Chérif Ousmane Madani Haïdara et tous les autres chefs religieux doivent dire la vérité sur les prénoms.

Chérif Ousmane Madani Haïdara et tous les autres chefs religieux doivent dire la vérité sur les prénoms.

Si je vous dis : Jean-François, Laurent, Nathalie, Jeanne, vous me direz sûrement des prénoms français. Si je vous dis : John, Marylin, Ronald, Margaret, vous me direz à coup sûr des prénoms anglais ou américains. Zhu, Zhao sont des prénoms chinois ; Rodriguez, Pablo, Miguel, Juliana sont des prénoms espagnols ou portugais ; Mohamed El Moctar, Abd El Aziz, Aziza, Fatimata, des prénoms arabes. Saran, Penda, N’Golo, Ogomono, sont des prénoms maliens.

Ainsi, les prénoms rattachent les individus à un pays ou un continent. Ce sont les premiers éléments de l’identité ; ils s’enracinent dans un terroir, une culture et ont très souvent, sinon dans la plupart des cas, une signification particulière.
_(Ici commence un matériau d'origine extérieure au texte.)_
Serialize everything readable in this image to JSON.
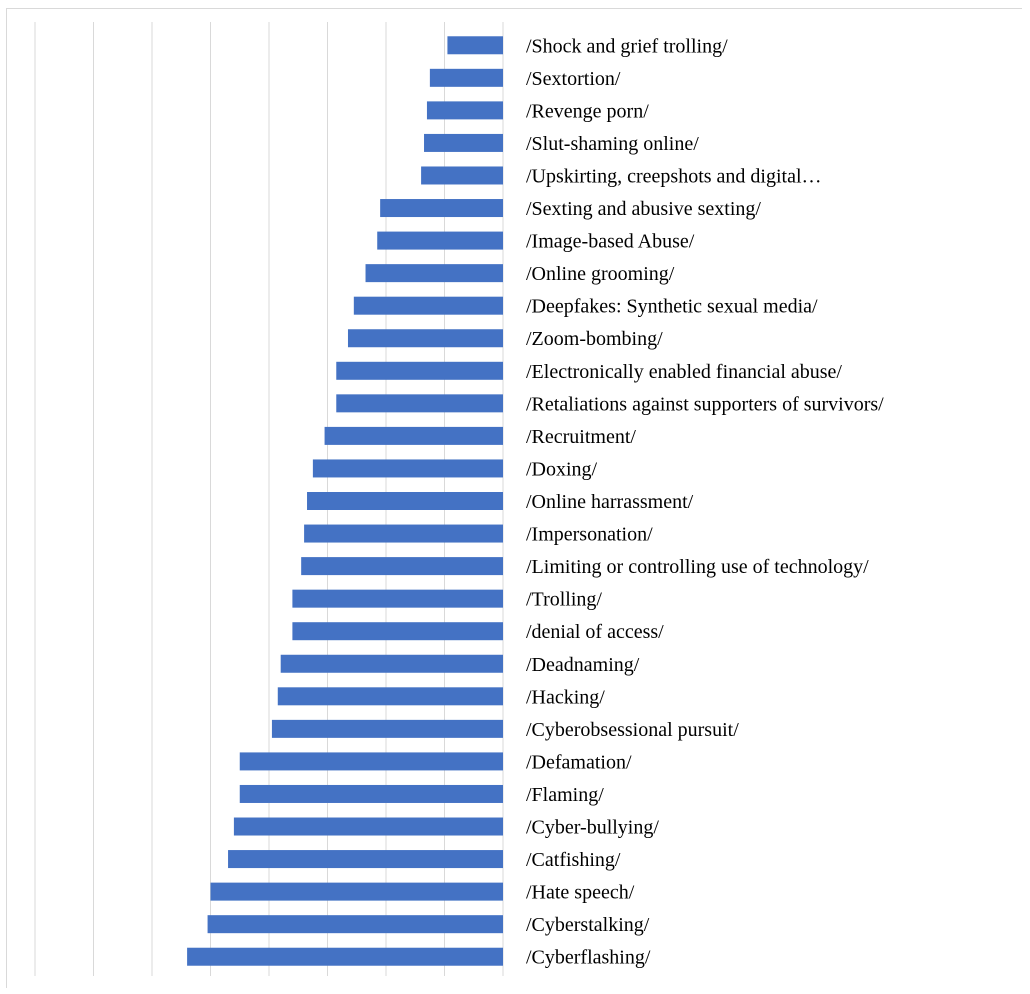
{
  "chart_data": {
    "type": "bar",
    "orientation": "horizontal",
    "bars_extend": "leftward",
    "grid": true,
    "legend": "none",
    "xlim": [
      0,
      8
    ],
    "categories": [
      "/Shock and grief trolling/",
      "/Sextortion/",
      "/Revenge porn/",
      "/Slut-shaming online/",
      "/Upskirting, creepshots and digital…",
      "/Sexting and abusive sexting/",
      "/Image-based Abuse/",
      "/Online grooming/",
      "/Deepfakes: Synthetic sexual media/",
      "/Zoom-bombing/",
      "/Electronically enabled financial abuse/",
      "/Retaliations against supporters of survivors/",
      "/Recruitment/",
      "/Doxing/",
      "/Online harrassment/",
      "/Impersonation/",
      "/Limiting or controlling use of technology/",
      "/Trolling/",
      "/denial of access/",
      "/Deadnaming/",
      "/Hacking/",
      "/Cyberobsessional pursuit/",
      "/Defamation/",
      "/Flaming/",
      "/Cyber-bullying/",
      "/Catfishing/",
      "/Hate speech/",
      "/Cyberstalking/",
      "/Cyberflashing/"
    ],
    "values": [
      0.95,
      1.25,
      1.3,
      1.35,
      1.4,
      2.1,
      2.15,
      2.35,
      2.55,
      2.65,
      2.85,
      2.85,
      3.05,
      3.25,
      3.35,
      3.4,
      3.45,
      3.6,
      3.6,
      3.8,
      3.85,
      3.95,
      4.5,
      4.5,
      4.6,
      4.7,
      5.0,
      5.05,
      5.4
    ],
    "bar_color": "#4472c4",
    "grid_color": "#d9d9d9"
  }
}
Chez les Bamanans, N’Tji est le premier né ; Nyamanton est le prénom donné à un enfant dont tous les aînés sont morts à la naissance ou très tôt, etc.

Or il apparaît qu’au Mali, les prénoms arabes et français sont en passe de faire disparaître les nôtres sous le prétexte que ce sont des « prénoms musulmans ou chrétiens». Lors des baptêmes en milieu dit musulman, on entend très souvent les inepties du genre : « l’enfant se prénomme Diala, comme son grand-père ; mais son prénom musulman ou coranique est Ibrahim ».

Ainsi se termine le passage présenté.